Proteogenomics workflow for the expert annotation of eukaryotic genomes

Participant : Pierre Peterlongo.

Accurate structural annotation of genomes is still a challenge, despite the progress made over the past decade. The prediction of gene structure remains difficult, especially for eukaryotic species, and is often erroneous and incomplete. In [15], we proposed a proteogenomics strategy, taking advantage of the combination of proteomics datasets and bioinformatics tools, to identify novel protein coding-genes and splice isoforms, to assign correct start sites, and to validate predicted exons and genes.

Gap-filling with linked-reads data

Participants : Anne Guichard, Fabrice Legeai, Claire Lemaitre, Arthur Le Bars, Pierre Peterlongo.

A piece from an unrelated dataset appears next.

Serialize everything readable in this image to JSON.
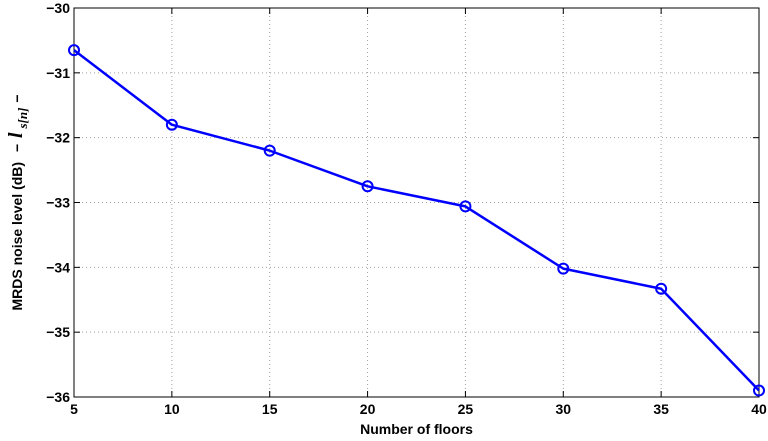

We develop a novel approach for filling assembly gaps with linked reads data (typically 10X Genomics technology). The approach is based on local assembly using our tool MindTheGap [9], and takes advantage of barcode information to reduce the input read set in order to reduce the de Bruijn graph complexity. The approach is applied to recover the genomic structure of a 1.3 Mb locus of interest in a dozen of re-sequenced butterfly genomes (H. numata) in the Supergene ANR project context.

Statistically Significant Discriminative Patterns Searching

Participants : Gwendal Virlet, Dominique Lavenier.

We propose a novel algorithm, called SSDPS, to discover patterns in two-class datasets. The algorithm, developed in collaboration with the LACODAM Inria team, owes its efficiency to an original enumeration strategy of the patterns, which allows to exploit some degrees of anti-monotonicity on the measures of discriminance and statistical significance. Experimental results demonstrate that the performance of the algorithm is better than others. In addition, the number of generated patterns is much less than the number of the other algorithms. An experiment on real data also shows that SSDPS efficiently detects multiple SNPs combinations in genetic data [27].